Perfect for gearing up for Spring. Avocado and Mango are actually great combinations! See below for some health benefits. This would make a great breakfast or lunch.
- 1 ¼ cups coconut water or milk
- 1 medium avocado, pitted, flesh scooped out
- 2 Tbs. walnut butter
- 1 ½ tsp. lime juice
- 1¾ cup frozen (or fresh) mango cubes
- optional: agave to taste
Place all ingredients in blender in order listed, and blend 30 seconds, or until smooth. Serves two. This recipe was slightly modified from the most recent Vegetarian Times Magazine.

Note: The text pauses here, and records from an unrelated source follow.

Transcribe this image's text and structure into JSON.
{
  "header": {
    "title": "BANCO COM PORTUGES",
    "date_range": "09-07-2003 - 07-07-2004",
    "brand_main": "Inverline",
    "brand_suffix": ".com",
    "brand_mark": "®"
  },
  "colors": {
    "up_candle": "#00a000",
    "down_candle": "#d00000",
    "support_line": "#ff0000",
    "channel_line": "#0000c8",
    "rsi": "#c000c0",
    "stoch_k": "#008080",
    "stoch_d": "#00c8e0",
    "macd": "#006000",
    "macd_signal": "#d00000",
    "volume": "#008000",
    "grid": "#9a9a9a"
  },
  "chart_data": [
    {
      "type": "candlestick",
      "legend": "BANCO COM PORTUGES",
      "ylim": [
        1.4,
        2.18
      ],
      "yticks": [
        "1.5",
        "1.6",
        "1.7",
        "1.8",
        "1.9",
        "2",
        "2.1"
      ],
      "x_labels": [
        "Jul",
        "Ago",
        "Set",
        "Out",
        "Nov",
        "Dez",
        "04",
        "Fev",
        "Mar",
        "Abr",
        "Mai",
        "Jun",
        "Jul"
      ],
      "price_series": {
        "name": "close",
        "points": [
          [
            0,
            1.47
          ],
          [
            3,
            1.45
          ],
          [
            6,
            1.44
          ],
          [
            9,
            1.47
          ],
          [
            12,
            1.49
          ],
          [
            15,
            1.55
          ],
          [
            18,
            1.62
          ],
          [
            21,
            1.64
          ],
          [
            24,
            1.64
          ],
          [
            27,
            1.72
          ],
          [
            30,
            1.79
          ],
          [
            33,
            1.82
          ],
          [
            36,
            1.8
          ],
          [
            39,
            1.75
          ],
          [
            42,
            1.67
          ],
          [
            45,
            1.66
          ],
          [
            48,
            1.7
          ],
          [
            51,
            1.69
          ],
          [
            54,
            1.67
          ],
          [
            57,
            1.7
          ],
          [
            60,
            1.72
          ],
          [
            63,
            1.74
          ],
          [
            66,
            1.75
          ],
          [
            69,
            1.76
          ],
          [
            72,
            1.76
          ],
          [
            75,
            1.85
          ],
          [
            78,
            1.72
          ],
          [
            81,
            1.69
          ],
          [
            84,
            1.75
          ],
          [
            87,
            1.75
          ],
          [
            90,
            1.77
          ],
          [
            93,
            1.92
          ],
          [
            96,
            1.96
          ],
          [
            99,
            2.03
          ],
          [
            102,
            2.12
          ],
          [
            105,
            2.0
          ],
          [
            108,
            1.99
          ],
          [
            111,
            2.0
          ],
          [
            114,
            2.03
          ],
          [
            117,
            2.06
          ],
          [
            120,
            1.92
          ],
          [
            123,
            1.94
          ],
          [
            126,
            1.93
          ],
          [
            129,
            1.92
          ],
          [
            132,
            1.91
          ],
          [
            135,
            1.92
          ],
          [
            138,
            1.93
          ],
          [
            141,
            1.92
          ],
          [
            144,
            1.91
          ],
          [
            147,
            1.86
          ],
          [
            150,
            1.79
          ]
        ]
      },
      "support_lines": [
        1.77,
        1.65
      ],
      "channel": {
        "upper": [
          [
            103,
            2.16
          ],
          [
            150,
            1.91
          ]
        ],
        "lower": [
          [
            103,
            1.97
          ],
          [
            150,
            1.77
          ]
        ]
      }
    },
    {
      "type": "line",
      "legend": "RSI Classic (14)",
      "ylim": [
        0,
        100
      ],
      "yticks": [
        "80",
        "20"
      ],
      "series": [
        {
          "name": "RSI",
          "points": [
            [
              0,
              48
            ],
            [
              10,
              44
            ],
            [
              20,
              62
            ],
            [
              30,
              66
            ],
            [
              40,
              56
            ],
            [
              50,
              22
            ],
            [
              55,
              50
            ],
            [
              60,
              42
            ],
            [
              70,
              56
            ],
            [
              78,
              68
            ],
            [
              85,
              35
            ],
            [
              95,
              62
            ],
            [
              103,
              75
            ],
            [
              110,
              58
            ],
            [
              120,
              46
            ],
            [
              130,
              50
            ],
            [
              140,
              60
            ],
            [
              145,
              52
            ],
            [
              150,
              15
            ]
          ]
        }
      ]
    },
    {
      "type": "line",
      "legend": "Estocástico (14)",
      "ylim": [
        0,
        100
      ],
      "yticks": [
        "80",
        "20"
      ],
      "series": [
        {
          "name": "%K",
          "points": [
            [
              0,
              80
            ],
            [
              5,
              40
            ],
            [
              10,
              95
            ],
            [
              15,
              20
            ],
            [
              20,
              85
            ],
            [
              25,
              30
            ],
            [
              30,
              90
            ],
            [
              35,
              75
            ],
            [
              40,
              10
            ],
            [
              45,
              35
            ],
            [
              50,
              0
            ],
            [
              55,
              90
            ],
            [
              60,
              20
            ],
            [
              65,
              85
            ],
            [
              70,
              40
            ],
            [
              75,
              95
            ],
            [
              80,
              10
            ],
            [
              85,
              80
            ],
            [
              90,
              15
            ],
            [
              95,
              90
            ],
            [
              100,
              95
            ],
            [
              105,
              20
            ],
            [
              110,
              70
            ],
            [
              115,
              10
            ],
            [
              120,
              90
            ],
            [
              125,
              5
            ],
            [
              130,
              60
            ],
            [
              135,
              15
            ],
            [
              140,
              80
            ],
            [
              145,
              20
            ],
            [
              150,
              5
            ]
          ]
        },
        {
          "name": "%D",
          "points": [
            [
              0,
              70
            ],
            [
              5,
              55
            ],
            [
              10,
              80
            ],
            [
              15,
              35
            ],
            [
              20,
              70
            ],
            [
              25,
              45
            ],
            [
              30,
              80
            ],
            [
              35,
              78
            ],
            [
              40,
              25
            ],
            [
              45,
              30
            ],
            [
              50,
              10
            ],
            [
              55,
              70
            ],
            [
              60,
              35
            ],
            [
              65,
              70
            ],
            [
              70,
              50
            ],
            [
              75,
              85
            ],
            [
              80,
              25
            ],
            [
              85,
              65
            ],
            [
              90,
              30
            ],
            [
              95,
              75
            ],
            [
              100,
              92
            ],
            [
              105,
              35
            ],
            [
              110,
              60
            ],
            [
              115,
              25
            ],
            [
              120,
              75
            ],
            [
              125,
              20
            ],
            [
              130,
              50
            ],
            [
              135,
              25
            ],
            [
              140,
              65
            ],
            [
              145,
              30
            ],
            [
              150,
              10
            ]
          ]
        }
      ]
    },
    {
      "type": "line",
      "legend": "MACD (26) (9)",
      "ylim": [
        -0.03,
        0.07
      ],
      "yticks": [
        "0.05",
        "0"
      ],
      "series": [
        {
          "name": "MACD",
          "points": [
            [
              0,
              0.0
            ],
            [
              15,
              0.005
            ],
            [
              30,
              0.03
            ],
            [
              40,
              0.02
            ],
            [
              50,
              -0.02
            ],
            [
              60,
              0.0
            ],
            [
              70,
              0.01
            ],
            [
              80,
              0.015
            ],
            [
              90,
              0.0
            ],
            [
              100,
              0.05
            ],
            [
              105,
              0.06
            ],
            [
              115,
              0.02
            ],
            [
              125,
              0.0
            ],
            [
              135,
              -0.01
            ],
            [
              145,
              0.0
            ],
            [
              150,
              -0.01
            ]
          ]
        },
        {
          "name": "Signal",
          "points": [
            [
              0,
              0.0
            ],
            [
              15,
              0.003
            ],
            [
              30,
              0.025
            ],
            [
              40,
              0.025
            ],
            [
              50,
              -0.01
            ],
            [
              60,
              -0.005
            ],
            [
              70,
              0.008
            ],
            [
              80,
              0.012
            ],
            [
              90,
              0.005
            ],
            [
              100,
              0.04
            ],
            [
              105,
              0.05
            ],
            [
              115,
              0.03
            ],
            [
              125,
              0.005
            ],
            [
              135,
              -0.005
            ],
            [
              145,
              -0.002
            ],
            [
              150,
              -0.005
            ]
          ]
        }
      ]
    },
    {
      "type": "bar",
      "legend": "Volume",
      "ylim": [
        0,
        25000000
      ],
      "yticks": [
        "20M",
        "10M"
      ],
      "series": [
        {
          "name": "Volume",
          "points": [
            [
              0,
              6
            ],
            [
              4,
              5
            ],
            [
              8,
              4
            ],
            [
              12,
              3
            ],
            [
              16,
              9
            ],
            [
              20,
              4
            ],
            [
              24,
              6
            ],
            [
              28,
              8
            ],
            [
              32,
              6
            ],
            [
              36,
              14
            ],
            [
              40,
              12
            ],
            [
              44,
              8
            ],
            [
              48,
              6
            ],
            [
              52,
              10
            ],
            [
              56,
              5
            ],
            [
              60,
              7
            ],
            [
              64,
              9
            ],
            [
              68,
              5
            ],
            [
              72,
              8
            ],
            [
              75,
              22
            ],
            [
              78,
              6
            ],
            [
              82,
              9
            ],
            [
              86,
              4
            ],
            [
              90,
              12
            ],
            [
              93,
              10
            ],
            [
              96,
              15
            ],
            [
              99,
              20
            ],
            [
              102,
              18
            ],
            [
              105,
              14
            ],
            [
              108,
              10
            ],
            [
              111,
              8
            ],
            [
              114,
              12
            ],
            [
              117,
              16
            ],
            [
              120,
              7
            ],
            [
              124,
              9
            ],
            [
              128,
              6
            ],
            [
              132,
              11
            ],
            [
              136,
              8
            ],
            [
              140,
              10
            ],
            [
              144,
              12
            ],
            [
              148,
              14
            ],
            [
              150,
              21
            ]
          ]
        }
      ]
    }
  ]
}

Avocados are a good source of fiber, potassium, and vitamins C,K, folate, and B6. Half an avocado has 160 calories, 15 grams of heart-healthy unsaturated fat, and only 2 grams saturated fat.
Walnuts–eating just 25 grams each day provides about 90% of RDI (recommended daily intake) of omega-3 fatty acids. Research studies have suggested that n-3 fatty acids by their virtue of anti-inflammatory action help to lower the risk of blood pressure, coronary artery disease, strokes and breast, colon and prostate cancers.
Walnuts are a rich source of many phyto-chemical substances that may contribute to their overall anti-oxidant activity, including melatonin, ellagic acid, vitamin E, carotenoids, and poly-phenolic compounds. These compounds have potential health effects against cancer, aging, inflammation, and neurological diseases.